This reflected prevailing attitudes rather than any proven truth.
Fast forward to today, and agriculture is a vital and respected industry.
Modern courses cover everything from agribusiness to environmental science, and students are trained in cutting-edge technologies and sustainable practices.
While there are strong post-school pathways, integrating agriculture into primary and secondary education remains challenging, despite initiatives such as Agribusiness in Schools.
Below is a selection of historical stories from the Whanganui Chronicle and Poverty Bay Herald on agricultural education from 1905, 1924, and 1948.
Free farm schools or agricultural colleges for our youths
Wanganui Chronicle, October 21, 1905
Correspondence.
To the Editor
Sir,—I think it is time that this colony opened free farm schools to encourage our boys to follow agricultural pursuits, as we want a yeoman population.
If we spent thousands of pounds annually teaching the boys town trades in the State technical schools, I think that thousands extra should be spent on agricultural schools, where our boys would be taught to become first producers, and not competitors with the English immigrant town workers.
The Wellington Education Board are moving in the matter.
Queensland, Victoria, South Australia, and New South Wales have State Agricultural Colleges.
—l am, etc.,
J PEARSON.
Agricultural Course.
Poverty Bay Herald, June 20, 1924
Systematic instruction urged.
Speeding up the “duds.”
(Per Press Association.)
Wellington, this day.
Agricultural education was discussed by the Council of Education to-day.
A motion urging the Department to systematise instruction was carried.
Mr.
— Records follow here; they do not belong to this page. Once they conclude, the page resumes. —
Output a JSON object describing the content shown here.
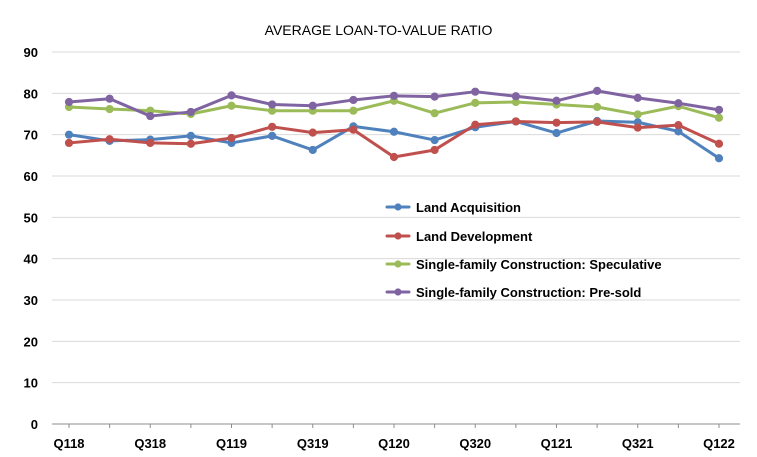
{
  "chart_data": {
    "type": "line",
    "title": "AVERAGE LOAN-TO-VALUE RATIO",
    "xlabel": "",
    "ylabel": "",
    "ylim": [
      0,
      90
    ],
    "yticks": [
      0,
      10,
      20,
      30,
      40,
      50,
      60,
      70,
      80,
      90
    ],
    "grid": true,
    "legend_position": "center-right",
    "categories": [
      "Q118",
      "Q218",
      "Q318",
      "Q418",
      "Q119",
      "Q219",
      "Q319",
      "Q419",
      "Q120",
      "Q220",
      "Q320",
      "Q420",
      "Q121",
      "Q221",
      "Q321",
      "Q421",
      "Q122"
    ],
    "visible_x_labels": [
      "Q118",
      "Q318",
      "Q119",
      "Q319",
      "Q120",
      "Q320",
      "Q121",
      "Q321",
      "Q122"
    ],
    "series": [
      {
        "name": "Land Acquisition",
        "color": "#4F81BD",
        "values": [
          70.0,
          68.5,
          68.8,
          69.7,
          68.0,
          69.7,
          66.3,
          72.0,
          70.7,
          68.7,
          71.8,
          73.2,
          70.4,
          73.3,
          73.0,
          70.8,
          64.3
        ]
      },
      {
        "name": "Land Development",
        "color": "#C0504D",
        "values": [
          68.0,
          68.9,
          68.0,
          67.8,
          69.2,
          71.9,
          70.5,
          71.2,
          64.6,
          66.3,
          72.4,
          73.2,
          72.9,
          73.1,
          71.7,
          72.3,
          67.8
        ]
      },
      {
        "name": "Single-family Construction: Speculative",
        "color": "#9BBB59",
        "values": [
          76.7,
          76.2,
          75.8,
          75.0,
          77.0,
          75.8,
          75.8,
          75.8,
          78.2,
          75.2,
          77.7,
          77.9,
          77.3,
          76.7,
          74.9,
          76.9,
          74.1
        ]
      },
      {
        "name": "Single-family Construction: Pre-sold",
        "color": "#8064A2",
        "values": [
          77.9,
          78.7,
          74.5,
          75.5,
          79.5,
          77.3,
          77.0,
          78.4,
          79.4,
          79.2,
          80.4,
          79.3,
          78.2,
          80.6,
          78.9,
          77.6,
          76.0
        ]
      }
    ]
  }
}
Banks (Rangiora) said that something should be done towards setting up a committee of experts to go into details.
Mr. Banks (Auckland) thought Ruakura and Weraroa farms should be established as agricultural high schools under the control of the Education Department, not the Agricultural Department.
Mr. Milner (Waitaki) said that when boys at his school finished their agricultural course they found great difficulty in going on to universities.
It would be found that the agricultural course in secondary schools was little more than an academic course.
Dr. Marsden said that what was really wanted was a ruralised course in secondary schools as a whole.
There was no use hiding the fact that average pupils taking the agricultural course were “duds.”
The intelligence test had made the discovery that the average agricultural pupils were at least a year and a half behind the other pupils as far as mental abilities went.
The following resolutions were carried: “That the Department be urged, to systematise agricultural instruction from primary schools to the university, and that curricula in post primary schools be broadened in this direction, and that the matriculation examination he amended accordingly; that the Government experimental farms and Lincoln College be turned into agricultural high schools under the control at least as far as the teaching is concerned, of the” Minister of Education.”
Need for agricultural high school in the Waimarino
Wanganui Chronicle, April 29, 1948
(O.C.) Raetihi, April 28.
The urgent need for the establishment of an agricultural high school was stressed at the meeting of householders held at Raetihi on Monday evening.
Speakers—the majority of whom were farmers—were unanimously of the opinion that the facilities at present offering were unsuitable to students requiring a knowledge of high country farming, and the position could only be met by the establishment of a college on some part of the Main Trunk.
After considerable discussion, the motion was carried:—
“That this meeting of householders, recognising the lack of facilities for training in hill country farming, strongly recommends that an agricultural high school be established in the Waimarino.”
A copy of the resolution is to be forwarded to the Education Board and another to the district branch of the Federated Farmers, who will be urged to give their support to the proposal.